Vexillum ochraceum

Scientific classification
- Kingdom: Animalia
- Phylum: Mollusca
- Class: Gastropoda
- Subclass: Caenogastropoda
- Order: Neogastropoda
- Superfamily: Turbinelloidea
- Family: Costellariidae
- Genus: Vexillum
- Species: V. ochraceum
- Binomial name: Vexillum ochraceum (Hervier, 1897)
- Synonyms: Mitra (Costellaria) ochracea Hervier, 1897 (original combination); Vexillum (Costellaria) ochraceum (Hervier, 1897) ·;

= Vexillum ochraceum =

- Authority: (Hervier, 1897)
- Synonyms: Mitra (Costellaria) ochracea Hervier, 1897 (original combination), Vexillum (Costellaria) ochraceum (Hervier, 1897) ·

Species of gastropod

Vexillum ochraceum is a species of small sea snail, marine gastropod mollusk in the family Costellariidae, the ribbed miters.

==Description==
The length of the shell attains 9.2 mm, its diameter 4 mm.

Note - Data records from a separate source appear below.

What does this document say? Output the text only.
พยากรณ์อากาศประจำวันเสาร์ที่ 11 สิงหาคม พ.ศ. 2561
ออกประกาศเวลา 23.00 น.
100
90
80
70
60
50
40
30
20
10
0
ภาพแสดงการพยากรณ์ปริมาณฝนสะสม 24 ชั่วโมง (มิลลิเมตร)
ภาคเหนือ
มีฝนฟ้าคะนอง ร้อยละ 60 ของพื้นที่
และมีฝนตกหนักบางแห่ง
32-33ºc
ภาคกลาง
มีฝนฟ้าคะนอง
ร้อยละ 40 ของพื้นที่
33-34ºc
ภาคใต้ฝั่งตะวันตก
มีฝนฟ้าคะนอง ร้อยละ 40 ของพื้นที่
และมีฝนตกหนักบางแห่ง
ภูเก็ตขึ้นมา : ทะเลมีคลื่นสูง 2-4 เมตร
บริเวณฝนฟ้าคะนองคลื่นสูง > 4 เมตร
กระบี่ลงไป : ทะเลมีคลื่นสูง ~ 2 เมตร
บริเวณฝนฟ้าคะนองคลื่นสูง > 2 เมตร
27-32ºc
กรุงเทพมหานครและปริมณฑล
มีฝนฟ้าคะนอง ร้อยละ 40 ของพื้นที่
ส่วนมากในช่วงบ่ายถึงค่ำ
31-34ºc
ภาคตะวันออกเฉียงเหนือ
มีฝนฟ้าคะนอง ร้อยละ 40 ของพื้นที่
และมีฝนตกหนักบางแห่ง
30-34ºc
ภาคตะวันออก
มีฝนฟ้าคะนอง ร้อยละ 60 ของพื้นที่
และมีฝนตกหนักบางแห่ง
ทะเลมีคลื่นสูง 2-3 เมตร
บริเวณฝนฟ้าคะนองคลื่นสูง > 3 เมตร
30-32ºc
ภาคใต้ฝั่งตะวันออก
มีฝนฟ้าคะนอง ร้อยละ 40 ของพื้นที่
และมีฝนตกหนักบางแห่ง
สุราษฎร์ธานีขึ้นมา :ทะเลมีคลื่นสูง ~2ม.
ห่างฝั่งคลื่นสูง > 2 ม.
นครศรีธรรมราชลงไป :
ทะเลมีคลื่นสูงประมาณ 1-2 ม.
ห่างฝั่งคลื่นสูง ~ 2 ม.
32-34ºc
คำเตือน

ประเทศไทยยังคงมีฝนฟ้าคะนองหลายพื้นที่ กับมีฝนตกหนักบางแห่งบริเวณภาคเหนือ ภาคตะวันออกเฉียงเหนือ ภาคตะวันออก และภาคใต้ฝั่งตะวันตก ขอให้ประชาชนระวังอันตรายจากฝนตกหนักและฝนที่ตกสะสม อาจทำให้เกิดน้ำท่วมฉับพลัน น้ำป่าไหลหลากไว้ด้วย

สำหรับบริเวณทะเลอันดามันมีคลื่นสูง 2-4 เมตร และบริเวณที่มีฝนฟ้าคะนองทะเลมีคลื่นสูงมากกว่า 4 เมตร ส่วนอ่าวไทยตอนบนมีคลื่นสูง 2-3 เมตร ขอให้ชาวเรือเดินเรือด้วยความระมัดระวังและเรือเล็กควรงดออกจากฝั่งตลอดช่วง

The ovate shell has a turriculate shape. The ochreous apex is acuminate. The shell is surrounded by paler zonules and shows many longitudinal ribs. It is transversely furrowed with striae. The shell contains eight whorls, including two smooth whorls in the protoconch. The whorls are smooth, slightly convex and horny. The interspaces are convex. The sutures are crenulate, wide and discrete. The thick vertical ribs are slightly raised. The striae (3-5 in the penultimate whorl) are printed. The ribs are carved in overlapping subsquare tesserae. The zonules are paler towards the middle. The ventricose body whorl composes half the total length. It becomes thinner near the base, narrowed at the rise of the siphonal canal, thickly crested around the siphonal canal, with frequent lirae. The aperture is subovate, inside it is white. The columella has four plaits. The sharp outer lip is subconvex, striated in the aperture.

==Distribution==
This marine species occurs off New Caledonia.